Chainsuck make their national debut on Wax Trax

by Brett Milano

Even if she never accomplishes anything else in the local-rock world, Chainsuck frontwoman Marydee Reynolds has a permanent place in local history as the woman who slapped a security guard at Axis. The incident happened in mid spring, when Chainsuck were showcasing for the label brass from Wax Trax. Things were running late at the club that night, and Chainsuck had their power pulled after the first handful of songs. And dang it, Reynolds just doesn't take kindly to such behavior.

"I got a little excited," she recalls over coffee at the 1369 in Central Square. After the power was turned down, a member of Chainsuck's crew ran back to the soundboard and turned it up again; later, Reynolds was confronted by a pissed-off security staffer who wanted the band to load out quick. Not being in the best of moods, she proceeded to whop him across the back and nearly got the whole band ejected from the club (they were reinstated only when the night's headliners, Sister Machine Gun, insisted on it). "Guess I can be a little hot-tempered sometimes," she admits, while claiming that the story's gotten exaggerated on the local grapevine. "I never punched or stabbed anybody."

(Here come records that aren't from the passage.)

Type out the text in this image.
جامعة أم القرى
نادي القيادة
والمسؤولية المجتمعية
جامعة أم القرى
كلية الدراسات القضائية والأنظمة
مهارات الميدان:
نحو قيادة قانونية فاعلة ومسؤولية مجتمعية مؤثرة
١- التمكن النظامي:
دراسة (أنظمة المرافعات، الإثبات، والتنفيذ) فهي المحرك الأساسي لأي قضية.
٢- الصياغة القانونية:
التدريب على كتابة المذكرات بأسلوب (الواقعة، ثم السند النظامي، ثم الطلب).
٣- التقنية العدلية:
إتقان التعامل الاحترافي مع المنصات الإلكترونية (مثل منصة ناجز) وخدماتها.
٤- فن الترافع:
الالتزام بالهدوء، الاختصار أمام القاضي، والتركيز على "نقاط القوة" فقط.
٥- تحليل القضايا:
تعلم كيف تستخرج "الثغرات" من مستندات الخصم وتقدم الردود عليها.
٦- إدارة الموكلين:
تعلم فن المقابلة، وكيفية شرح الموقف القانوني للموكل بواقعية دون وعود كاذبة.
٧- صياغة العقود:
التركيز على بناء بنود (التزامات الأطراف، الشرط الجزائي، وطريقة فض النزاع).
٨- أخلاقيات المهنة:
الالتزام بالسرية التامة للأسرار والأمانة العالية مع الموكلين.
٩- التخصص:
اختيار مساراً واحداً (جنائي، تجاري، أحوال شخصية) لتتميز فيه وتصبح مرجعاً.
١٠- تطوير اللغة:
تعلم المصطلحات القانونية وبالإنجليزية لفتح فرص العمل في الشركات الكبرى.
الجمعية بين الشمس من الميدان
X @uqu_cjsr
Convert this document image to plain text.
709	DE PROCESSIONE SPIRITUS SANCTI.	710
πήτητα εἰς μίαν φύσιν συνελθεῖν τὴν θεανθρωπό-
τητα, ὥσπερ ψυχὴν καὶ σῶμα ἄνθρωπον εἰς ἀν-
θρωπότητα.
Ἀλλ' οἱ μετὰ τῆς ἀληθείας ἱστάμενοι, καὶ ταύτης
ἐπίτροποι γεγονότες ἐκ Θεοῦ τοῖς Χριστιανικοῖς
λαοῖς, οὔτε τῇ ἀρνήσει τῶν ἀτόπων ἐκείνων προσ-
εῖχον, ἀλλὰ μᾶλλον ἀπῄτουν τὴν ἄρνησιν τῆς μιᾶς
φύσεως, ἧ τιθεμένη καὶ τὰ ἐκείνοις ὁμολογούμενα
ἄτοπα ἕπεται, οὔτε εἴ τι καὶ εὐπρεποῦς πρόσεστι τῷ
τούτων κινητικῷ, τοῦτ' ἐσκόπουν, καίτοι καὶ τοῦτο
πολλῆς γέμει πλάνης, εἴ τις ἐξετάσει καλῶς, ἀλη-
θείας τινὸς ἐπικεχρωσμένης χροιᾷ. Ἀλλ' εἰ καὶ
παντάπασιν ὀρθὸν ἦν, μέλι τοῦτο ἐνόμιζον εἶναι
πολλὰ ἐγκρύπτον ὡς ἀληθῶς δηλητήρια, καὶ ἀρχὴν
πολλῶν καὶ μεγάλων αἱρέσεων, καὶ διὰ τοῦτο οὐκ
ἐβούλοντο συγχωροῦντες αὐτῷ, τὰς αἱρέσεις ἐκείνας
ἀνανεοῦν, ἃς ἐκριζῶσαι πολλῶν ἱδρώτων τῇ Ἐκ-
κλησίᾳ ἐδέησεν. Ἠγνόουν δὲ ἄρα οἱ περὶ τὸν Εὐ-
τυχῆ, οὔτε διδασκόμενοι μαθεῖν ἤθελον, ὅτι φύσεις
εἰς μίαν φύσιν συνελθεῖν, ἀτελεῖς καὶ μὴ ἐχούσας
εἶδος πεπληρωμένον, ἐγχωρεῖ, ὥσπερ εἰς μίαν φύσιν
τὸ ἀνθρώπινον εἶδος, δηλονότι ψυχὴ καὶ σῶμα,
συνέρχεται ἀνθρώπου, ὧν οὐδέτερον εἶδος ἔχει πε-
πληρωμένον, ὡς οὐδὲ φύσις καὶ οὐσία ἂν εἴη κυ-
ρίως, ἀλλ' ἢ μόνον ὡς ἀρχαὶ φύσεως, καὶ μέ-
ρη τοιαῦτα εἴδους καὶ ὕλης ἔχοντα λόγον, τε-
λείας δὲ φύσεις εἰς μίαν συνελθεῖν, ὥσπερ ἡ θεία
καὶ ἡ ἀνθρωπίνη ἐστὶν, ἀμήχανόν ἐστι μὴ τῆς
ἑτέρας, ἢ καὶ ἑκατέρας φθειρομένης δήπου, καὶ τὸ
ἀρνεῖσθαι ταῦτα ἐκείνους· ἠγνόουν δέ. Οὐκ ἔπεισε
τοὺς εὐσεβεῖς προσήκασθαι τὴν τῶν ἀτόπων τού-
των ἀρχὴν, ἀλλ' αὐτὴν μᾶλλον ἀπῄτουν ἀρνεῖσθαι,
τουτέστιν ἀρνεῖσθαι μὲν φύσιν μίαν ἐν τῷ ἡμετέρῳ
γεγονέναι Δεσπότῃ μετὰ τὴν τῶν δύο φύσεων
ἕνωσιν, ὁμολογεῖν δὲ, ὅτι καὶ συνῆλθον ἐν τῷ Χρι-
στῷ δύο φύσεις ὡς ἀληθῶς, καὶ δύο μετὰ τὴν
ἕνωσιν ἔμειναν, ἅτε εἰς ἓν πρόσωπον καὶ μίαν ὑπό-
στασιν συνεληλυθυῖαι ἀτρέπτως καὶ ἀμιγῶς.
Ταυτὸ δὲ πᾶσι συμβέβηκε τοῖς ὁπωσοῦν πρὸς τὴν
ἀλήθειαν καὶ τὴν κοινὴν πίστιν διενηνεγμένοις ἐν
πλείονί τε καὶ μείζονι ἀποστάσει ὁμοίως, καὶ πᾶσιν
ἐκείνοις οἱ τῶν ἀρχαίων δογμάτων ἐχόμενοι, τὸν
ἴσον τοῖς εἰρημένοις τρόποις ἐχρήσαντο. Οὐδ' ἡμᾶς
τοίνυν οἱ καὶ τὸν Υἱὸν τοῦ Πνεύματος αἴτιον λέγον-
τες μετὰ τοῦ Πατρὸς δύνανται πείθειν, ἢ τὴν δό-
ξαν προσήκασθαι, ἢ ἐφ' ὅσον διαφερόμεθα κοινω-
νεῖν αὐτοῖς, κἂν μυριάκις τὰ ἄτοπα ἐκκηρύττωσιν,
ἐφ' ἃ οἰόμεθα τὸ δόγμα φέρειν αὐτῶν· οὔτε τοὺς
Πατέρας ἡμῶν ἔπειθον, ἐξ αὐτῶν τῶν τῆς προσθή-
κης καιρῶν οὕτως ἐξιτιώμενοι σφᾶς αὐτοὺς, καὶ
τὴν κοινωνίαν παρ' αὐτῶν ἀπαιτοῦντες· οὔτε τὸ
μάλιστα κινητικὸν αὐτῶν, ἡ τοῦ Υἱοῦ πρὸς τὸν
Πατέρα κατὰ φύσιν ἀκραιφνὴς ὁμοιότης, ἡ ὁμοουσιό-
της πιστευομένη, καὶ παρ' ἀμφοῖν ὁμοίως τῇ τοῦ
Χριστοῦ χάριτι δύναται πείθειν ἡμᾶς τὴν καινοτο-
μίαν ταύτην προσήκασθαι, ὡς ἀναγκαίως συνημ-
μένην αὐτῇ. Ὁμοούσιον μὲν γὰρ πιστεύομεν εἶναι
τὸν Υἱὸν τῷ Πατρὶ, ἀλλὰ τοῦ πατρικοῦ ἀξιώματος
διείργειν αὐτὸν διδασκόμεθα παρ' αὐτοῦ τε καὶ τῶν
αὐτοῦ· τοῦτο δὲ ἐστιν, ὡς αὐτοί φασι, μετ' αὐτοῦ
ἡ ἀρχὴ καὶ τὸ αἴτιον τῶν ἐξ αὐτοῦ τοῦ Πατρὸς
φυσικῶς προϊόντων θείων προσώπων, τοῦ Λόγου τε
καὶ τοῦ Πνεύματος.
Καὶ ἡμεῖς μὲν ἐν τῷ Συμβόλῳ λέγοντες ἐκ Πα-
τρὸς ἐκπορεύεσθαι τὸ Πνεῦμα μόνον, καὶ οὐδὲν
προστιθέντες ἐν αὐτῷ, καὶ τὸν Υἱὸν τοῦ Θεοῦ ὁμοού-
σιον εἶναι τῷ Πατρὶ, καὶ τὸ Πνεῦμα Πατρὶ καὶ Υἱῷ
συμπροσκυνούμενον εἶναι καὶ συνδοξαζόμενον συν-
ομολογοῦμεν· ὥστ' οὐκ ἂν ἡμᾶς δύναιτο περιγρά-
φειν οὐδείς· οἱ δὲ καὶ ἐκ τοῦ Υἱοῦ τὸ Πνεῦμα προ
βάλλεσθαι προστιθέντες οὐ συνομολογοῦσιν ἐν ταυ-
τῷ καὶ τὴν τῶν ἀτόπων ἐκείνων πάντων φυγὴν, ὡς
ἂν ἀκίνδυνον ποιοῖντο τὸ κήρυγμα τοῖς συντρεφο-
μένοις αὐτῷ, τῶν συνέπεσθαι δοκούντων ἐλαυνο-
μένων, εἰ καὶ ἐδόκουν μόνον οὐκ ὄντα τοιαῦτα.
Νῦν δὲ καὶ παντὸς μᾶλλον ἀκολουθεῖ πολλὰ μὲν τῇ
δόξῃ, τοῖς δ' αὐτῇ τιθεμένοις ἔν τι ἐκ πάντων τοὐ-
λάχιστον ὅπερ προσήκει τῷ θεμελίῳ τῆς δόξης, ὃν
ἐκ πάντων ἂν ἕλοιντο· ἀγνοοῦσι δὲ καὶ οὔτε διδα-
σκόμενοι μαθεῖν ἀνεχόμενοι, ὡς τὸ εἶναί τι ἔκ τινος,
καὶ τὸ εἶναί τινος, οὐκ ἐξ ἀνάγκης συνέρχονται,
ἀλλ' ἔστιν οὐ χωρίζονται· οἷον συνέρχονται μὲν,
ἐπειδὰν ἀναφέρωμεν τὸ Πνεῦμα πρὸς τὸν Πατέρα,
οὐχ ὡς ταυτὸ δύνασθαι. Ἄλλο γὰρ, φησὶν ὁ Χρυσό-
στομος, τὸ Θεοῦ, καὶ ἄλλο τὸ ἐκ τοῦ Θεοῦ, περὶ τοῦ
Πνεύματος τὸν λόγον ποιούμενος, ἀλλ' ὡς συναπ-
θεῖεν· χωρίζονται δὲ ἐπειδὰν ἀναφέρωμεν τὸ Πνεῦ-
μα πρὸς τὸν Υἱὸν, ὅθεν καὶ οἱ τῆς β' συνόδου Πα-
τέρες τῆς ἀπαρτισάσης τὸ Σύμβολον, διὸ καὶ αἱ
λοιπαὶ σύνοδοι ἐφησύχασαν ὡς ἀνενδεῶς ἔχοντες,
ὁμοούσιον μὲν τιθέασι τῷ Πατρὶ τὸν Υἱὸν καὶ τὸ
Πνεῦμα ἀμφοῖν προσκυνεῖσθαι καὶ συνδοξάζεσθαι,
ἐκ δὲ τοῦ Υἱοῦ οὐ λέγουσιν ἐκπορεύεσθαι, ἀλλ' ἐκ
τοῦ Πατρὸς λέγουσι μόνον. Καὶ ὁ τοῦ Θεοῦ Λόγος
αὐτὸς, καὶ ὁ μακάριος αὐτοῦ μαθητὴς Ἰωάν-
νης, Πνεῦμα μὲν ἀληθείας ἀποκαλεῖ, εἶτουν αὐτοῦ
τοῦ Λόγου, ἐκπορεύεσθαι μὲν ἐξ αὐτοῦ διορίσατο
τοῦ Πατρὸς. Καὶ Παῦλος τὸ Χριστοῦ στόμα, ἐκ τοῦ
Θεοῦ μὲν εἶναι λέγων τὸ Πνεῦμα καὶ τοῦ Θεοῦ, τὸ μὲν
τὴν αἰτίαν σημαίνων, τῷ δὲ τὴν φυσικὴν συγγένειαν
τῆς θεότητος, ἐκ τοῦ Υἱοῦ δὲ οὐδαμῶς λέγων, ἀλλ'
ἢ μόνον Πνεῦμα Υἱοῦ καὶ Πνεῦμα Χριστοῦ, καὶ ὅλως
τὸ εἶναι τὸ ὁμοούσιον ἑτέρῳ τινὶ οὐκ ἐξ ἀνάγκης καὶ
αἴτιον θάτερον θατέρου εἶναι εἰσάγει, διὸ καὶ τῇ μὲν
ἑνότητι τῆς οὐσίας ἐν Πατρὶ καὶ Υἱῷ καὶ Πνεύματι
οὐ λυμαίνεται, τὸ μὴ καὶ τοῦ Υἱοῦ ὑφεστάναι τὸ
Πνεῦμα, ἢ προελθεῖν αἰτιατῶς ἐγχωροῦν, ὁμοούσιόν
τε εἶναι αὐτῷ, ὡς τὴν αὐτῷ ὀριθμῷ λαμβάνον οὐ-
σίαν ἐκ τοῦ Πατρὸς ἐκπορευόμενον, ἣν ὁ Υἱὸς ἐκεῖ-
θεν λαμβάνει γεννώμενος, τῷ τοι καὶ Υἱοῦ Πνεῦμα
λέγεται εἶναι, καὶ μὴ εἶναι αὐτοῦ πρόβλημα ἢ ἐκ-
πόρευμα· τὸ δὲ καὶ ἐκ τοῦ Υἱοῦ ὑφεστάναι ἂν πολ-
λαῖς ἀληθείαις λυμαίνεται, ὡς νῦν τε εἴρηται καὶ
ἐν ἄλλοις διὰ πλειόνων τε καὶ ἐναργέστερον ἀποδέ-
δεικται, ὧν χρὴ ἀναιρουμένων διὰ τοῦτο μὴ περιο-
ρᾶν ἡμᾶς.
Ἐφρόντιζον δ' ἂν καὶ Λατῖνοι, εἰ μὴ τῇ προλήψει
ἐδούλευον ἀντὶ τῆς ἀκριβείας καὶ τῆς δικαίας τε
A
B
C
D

Reynolds and company pack a different kind of wallop on Angelscore (out this week on Wax Trax/TVT), Chainsuck's long-delayed album, which was recorded just about a year ago. Chainsuck make an unlikely combination of singer/songwriter pop with hard industrial techno. The songs are all written by Reynolds at home with a guitar, but they're then handed over to a pair of outside hands -- producer/remixer Lamar Lowder (a former Bostonian who did mixing duties for Big Catholic Guilt, Powerman 5000, and others) and samplemeister Doug Vargas (the lead guitarist in Aimee Mann's first Boston band, the Young Snakes, way back when), who proceed to digitize, sample-ize and techno-ize Reynolds's demos. The official band members (bassist Paul Simonoff, drummer Michael Smith, and keyboardist Michael Trifino) don't get hold of the material until after that, when their contributions amount to finishing touches (on stage, however, their parts are performed live).

It's an unusual way of working, and the result is far from their label's norm. In fact, Chainsuck's album looks and sounds as if it belonged on 4AD rather than Wax Trax. The electronics lend a lush and layered feel that's closer to Cocteau Twins territory than to Skinny Puppy's; the sultry pop appeal of Reynolds's voice is normally up front. To my mind, the stylistic fusion doesn't always go far enough; much of Angelscore sounds like a pop album with more exotic production. But some unique sounds result when the Wax Trax-isms get equal footing with Reynolds's songwriting know-how. That happens on the planned single "Prozac," whose metallic sound suggests the headrush associated with that substance. ("We'll have to write a sequel now that everybody's switching to Zoloft," Reynolds suggests.) And it works well on the closing "Reverie," where a percussion track made from sampled voices carries a catchy rock tune to parts unknown.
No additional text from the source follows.